100年後に向けて叫ぶ、シンバル作り
- 山本 学さん/シンバル個人制作者・開発者
- お問い合わせ先
www.artcymbal.com
魅力について
あなたが100年後も叫び続けられるとしたら、どんな声で、どんな言葉を叫びますか?「私はここにいる!!」「愛してる!」「あー腹立つ!あー!!」シンバルに込めた自分の声で叫び続けられること、これがシンバル個人制作の最大の魅力だと思います。
個人制作のシンバルは1枚の青銅の板をハンマーで1万回以上たたいて作ります。たった数打、ハンマーの角度や強さが変わるだけで、シンバルの音は大きく変わります。納得のいくまで作り込んだ楽器の音は、モノとして永久に記録され、大事に使えば100年以上も使えます。100年後に自分の作った音が人の心を動かすことは、タイムカプセルを作っている気分でとてもワクワクします。
なぜシンバルか
シンバルは高校のオーケストラ部で初めて担当しました。全体を凌駕(りょうが)するダイナミックな表現だけでなく、その繊細な音にもひかれ、一夏かけて練習しても飽きない楽器でした。「楽器の王様」「小さなオーケストラ」と称されるピアノでも再現できない、ドレミにはない不思議な響きをシンバルでは出すことができます。
大学では音楽教育を専攻し、中学校の音楽講師、ドラマー・村上“ポンタ”秀一のアシスタントを経て、塾講師をしながら給料のほぼ全てをシンバル収集に注ぎ込みました。中でも工程が機械化される前の70~150年前のトルコ製ビンテージシンバルが大好きで、一音たたいただけで心が動くような、魅力的な音を求めて世界中を探しました。
ある時、自分でも作ってみよう!と河原にハンマーと銅板を持っていきました。1枚作るごとにコツをつかみ、YouTubeとオークションサイトに音を公開すると、世界中から買い手が現れました。2年ほどすると仕事になり、そこから5年ほどたちましたが、作った作品の大半は今も海外に送っています。
伝統をお返しする
実は大好きな70~150年前のビンテージシンバルは、すべてトルコの「ジルジャン社」の職人たちが手作業で作ったものでした。ジルジャン社とは、1623年にオスマン皇帝から「シンバル職人」の称号を与えられた一族の会社です。トルコにあった工房は1970年代に途絶えてしまいましたが、アメリカではジルジャン社は今日も続いています。

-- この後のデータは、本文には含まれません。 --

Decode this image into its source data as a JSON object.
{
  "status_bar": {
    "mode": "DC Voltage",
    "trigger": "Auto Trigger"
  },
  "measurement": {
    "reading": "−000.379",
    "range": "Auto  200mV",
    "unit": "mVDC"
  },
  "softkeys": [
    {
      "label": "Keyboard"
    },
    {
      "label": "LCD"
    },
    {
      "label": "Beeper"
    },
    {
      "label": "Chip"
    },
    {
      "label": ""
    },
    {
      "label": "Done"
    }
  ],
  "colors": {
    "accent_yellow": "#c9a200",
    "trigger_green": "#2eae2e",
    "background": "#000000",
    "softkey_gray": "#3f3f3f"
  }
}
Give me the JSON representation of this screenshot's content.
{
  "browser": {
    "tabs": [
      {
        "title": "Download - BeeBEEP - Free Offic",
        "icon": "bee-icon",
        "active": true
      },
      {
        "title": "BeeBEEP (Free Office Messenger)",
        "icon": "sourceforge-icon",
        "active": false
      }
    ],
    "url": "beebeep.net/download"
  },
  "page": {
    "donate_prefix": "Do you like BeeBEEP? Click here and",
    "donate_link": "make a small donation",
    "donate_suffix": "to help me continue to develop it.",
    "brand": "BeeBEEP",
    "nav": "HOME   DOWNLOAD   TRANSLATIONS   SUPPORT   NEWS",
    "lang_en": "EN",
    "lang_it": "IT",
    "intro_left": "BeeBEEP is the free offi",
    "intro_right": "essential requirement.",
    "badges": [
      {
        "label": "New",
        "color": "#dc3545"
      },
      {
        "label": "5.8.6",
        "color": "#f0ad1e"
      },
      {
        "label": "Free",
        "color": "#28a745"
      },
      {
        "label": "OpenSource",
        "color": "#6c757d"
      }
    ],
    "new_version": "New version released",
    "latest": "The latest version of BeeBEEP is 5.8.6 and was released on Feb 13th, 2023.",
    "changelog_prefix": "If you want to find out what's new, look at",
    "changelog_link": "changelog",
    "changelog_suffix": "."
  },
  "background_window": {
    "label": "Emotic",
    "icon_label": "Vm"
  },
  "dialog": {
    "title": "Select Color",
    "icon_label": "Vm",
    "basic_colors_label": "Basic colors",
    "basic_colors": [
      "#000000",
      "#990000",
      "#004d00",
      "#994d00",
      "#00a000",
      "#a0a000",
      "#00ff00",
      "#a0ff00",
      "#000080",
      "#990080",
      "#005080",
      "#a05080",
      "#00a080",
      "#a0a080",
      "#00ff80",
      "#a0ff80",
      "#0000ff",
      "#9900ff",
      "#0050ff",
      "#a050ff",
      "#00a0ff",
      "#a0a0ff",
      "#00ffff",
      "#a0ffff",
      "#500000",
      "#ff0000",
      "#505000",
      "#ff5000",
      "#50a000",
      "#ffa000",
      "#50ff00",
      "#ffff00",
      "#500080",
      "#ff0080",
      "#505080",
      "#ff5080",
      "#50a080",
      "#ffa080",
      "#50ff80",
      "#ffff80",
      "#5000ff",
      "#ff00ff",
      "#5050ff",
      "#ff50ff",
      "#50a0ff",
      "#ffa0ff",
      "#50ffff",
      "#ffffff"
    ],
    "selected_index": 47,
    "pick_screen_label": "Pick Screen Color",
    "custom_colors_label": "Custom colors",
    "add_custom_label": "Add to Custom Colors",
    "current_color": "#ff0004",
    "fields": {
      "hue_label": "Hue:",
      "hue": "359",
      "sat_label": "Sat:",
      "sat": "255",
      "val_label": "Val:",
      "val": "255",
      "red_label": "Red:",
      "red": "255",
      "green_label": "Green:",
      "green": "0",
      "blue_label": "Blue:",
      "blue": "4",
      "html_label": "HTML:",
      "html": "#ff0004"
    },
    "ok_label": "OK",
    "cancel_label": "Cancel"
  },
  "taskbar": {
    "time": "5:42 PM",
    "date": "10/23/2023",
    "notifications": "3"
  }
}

2023年にジルジャン社は創業400周年を迎え、光栄なことにその年に私はシンバル開発チームの一員に選ばれました。現在、私は日本で個人制作をしながら、アメリカのジルジャン社で製品開発の仕事もしています。これはすべて、70~150年前のシンバルたちが私に向かって叫び続けてくれたおかげです。今も名も知らぬ100年前のトルコの職人の声がシンバルから聞こえるようです。「ね、良い音でしょう?」と。
今後の展望
ARTCYMBALという「シンバルで自分を表現する事業」を始めて5年がたちました。しかし、いまだに心の底から満足がいく作品はなかなか作れません。聞いた人の心に何かを残せるような理想の音を目指して、次の1枚に全力を込めたいと思います。一方で、大きな工場とチームでしか作れない作品群も、ジルジャン社で開発していきたいと思います。
現在、さまざまな分野でデジタル化が進んでいますが、デジタルデータは突然消えたり、CDやレコードは劣化したり壊れてしまいます。でもシンバルはバチでたたいても壊れません!
シンバルを通じて、そういったアナログのモノづくり・音作りの面白さや、表現の楽しさを世の中に発信していきたいと思います。世の中にはまだ見つかっていない、意外で面白い表現方法が、デジタルとの組み合わせでこれからも生まれてくると思います。